The company’s Medicare woes reflect broader issues across the insurance industry, with competitor Humana issuing its own earnings meltdown at the start of the year.
But CVS suffered from unlucky timing—the company expanded in the long-prosperous Medicare business just as federal regulators were squeezing it and medical-services use among seniors was ticking upward.
Medicare Advantage has been a powerful engine of growth and profits for the managed-care industry for years, fueled by aging baby boomers and a generally favorable regulatory environment. But the Biden administration is changing some billing rules in a way likely to curtail many insurers’ results, and it recently issued payment rates for 2025 that were lower than investors expected.
The free sports equipment was offered in certain Medicare plans through a “fitness reimbursement benefit” that allowed Aetna enrollees to seek repayment for sports and activity-related expenses.

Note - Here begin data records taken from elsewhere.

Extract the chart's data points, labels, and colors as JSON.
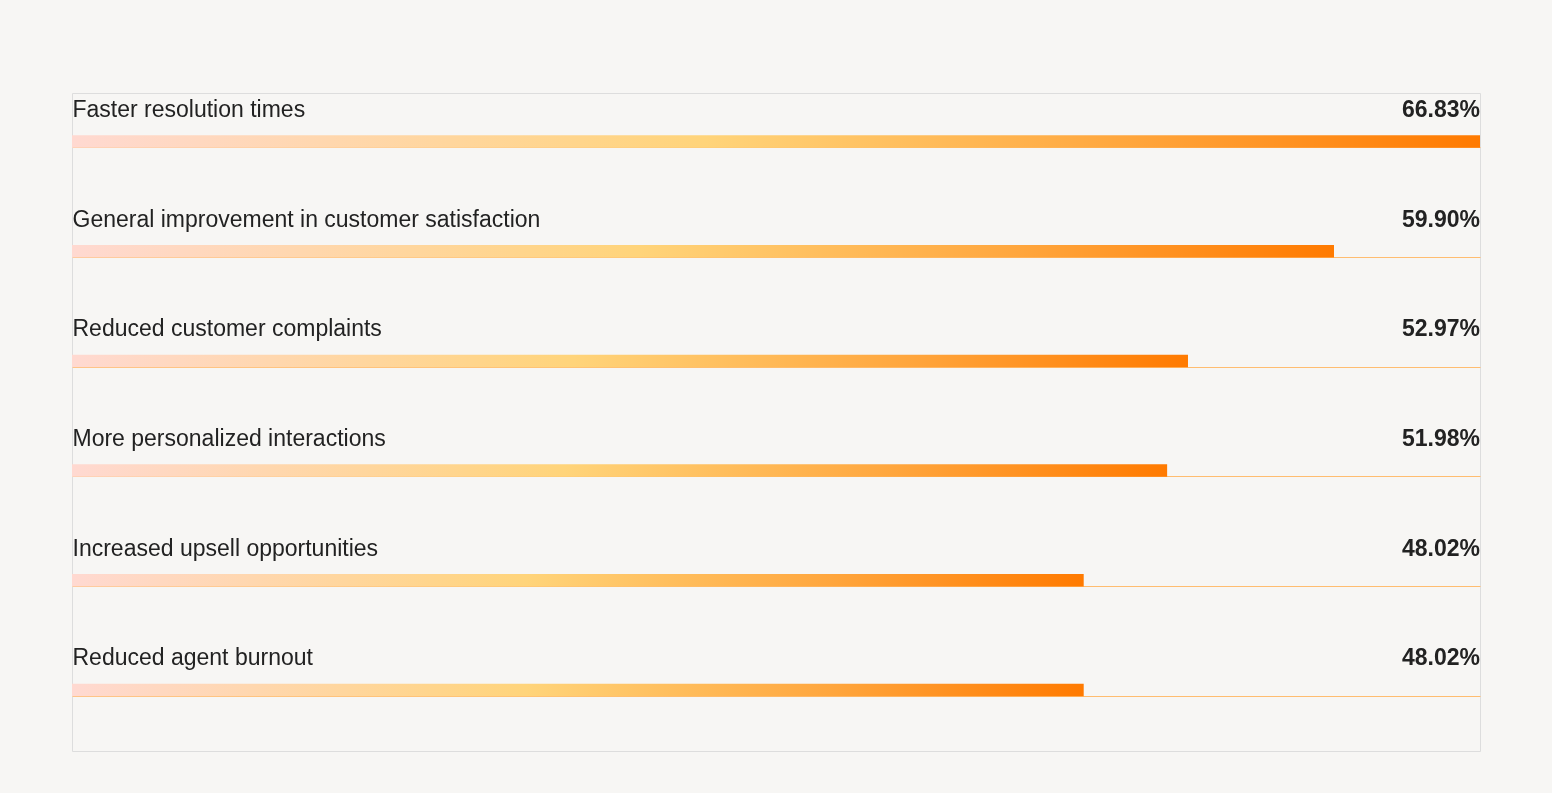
{
  "chart_data": {
    "type": "bar",
    "orientation": "horizontal",
    "categories": [
      "Faster resolution times",
      "General improvement in customer satisfaction",
      "Reduced customer complaints",
      "More personalized interactions",
      "Increased upsell opportunities",
      "Reduced agent burnout"
    ],
    "values": [
      66.83,
      59.9,
      52.97,
      51.98,
      48.02,
      48.02
    ],
    "value_labels": [
      "66.83%",
      "59.90%",
      "52.97%",
      "51.98%",
      "48.02%",
      "48.02%"
    ],
    "color": "#ff7a00",
    "grid": "y"
  }
}
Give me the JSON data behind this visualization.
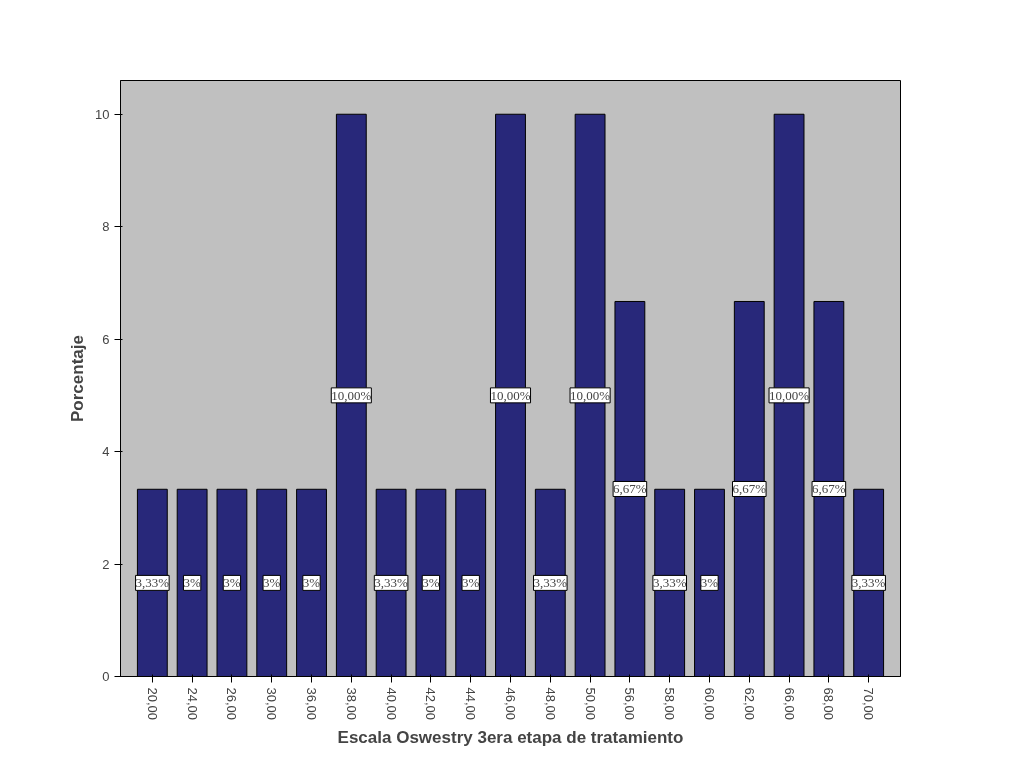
{
  "chart_data": {
    "type": "bar",
    "xlabel": "Escala Oswestry 3era etapa de tratamiento",
    "ylabel": "Porcentaje",
    "categories": [
      "20,00",
      "24,00",
      "26,00",
      "30,00",
      "36,00",
      "38,00",
      "40,00",
      "42,00",
      "44,00",
      "46,00",
      "48,00",
      "50,00",
      "56,00",
      "58,00",
      "60,00",
      "62,00",
      "66,00",
      "68,00",
      "70,00"
    ],
    "values": [
      3.33,
      3.33,
      3.33,
      3.33,
      3.33,
      10,
      3.33,
      3.33,
      3.33,
      10,
      3.33,
      10,
      6.67,
      3.33,
      3.33,
      6.67,
      10,
      6.67,
      3.33
    ],
    "value_labels": [
      "3,33%",
      "3%",
      "3%",
      "3%",
      "3%",
      "10,00%",
      "3,33%",
      "3%",
      "3%",
      "10,00%",
      "3,33%",
      "10,00%",
      "6,67%",
      "3,33%",
      "3%",
      "6,67%",
      "10,00%",
      "6,67%",
      "3,33%"
    ],
    "color": "#28287a",
    "ylim": [
      0,
      10.6
    ],
    "yticks": [
      0,
      2,
      4,
      6,
      8,
      10
    ],
    "grid": false
  }
}
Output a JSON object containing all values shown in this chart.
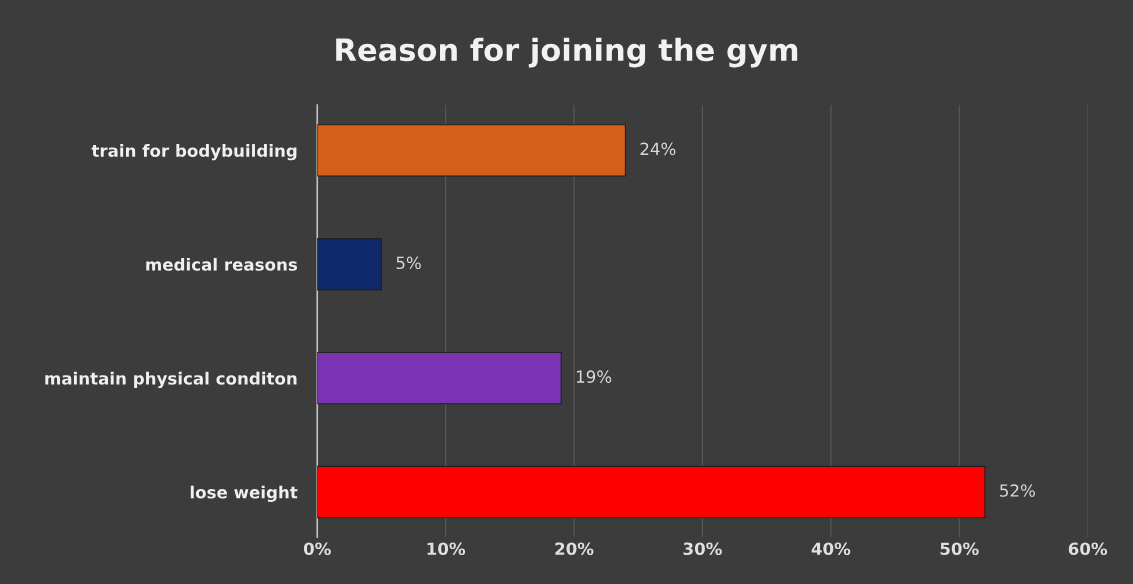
{
  "chart_data": {
    "type": "bar",
    "orientation": "horizontal",
    "title": "Reason for joining the gym",
    "categories": [
      "train for bodybuilding",
      "medical reasons",
      "maintain physical conditon",
      "lose weight"
    ],
    "values": [
      24,
      5,
      19,
      52
    ],
    "colors": [
      "#d2601a",
      "#10296b",
      "#7b33b3",
      "#ff0000"
    ],
    "value_labels": [
      "24%",
      "5%",
      "19%",
      "52%"
    ],
    "xlim": [
      0,
      60
    ],
    "xticks": [
      {
        "value": 0,
        "label": "0%"
      },
      {
        "value": 10,
        "label": "10%"
      },
      {
        "value": 20,
        "label": "20%"
      },
      {
        "value": 30,
        "label": "30%"
      },
      {
        "value": 40,
        "label": "40%"
      },
      {
        "value": 50,
        "label": "50%"
      },
      {
        "value": 60,
        "label": "60%"
      }
    ],
    "grid": "x",
    "legend": false
  }
}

The allowance could range from $360 to $1,200 a year, according to Aetna marketing materials—an alluring option for budget-conscious senior pickleballers.
The golf clubs and paddles were signs of a benefits bundle more broadly packed with goodies to draw new customers during Medicare’s annual fall enrollment period. Analysts at TD Cowen who examined Medicare insurers’ offerings said CVS was a “notable outlier” among its competitors for its increase of senior-pleasing over-the-counter and flexible benefits.
Aetna’s Medicare Advantage enrollment at the end of the first quarter was 4.2 million, up from 3.46 million at the end of 2023. The company earlier said that its Medicare enrollment had overshot its expectations by around 200,000.
CVS said Wednesday that new Medicare members weren’t ringing up costs at a higher rate than other enrollees.
CVS reported adjusted earnings per share of $1.31 for the first quarter, well below analysts’ projections of about $1.69, according to FactSet. Net income for the quarter was $1.12 billion, or 88 cents a share, down from $2.14 billion, or $1.65 a share, a year ago. CVS said in a statement that the income drop-off largely reflected “utilization pressure in the company’s Medicare business.”
“This is worse than people were expecting, for sure,” said Charles Rhyee, an analyst with TD Cowen.
CVS said medical costs were about $900 million more than it had expected in the first quarter, but about $500 million of those were specific to that quarter. Among the drivers were higher use of outpatient services and rising inpatient hospital admissions, which showed signs of easing in April.
The company said the impact of a cyberattack on healthcare claims processor Change Healthcare, a unit of UnitedHealth Group, hurt its visibility into emerging cost increases.
CVS’s revenue for the first quarter was $88.4 billion, up from $85.3 billion a year ago.
Aetna’s medical-loss ratio, a closely watched gauge of medical costs that reflects the share of premium spent on medical expenses, was 90.4%, up from 84.6% a year ago. The figure for the most recent quarter came in above the FactSet analyst projection of 88.5%.
There was also bad news for some of the seniors who signed up for Aetna Medicare plans in search of free sporting stuff. Aetna recently announced that after a clarification by the federal Medicare agency, its fitness reimbursement benefit now can’t be used for some things it originally included. Among them were sneakers, camping tents and fishing rods.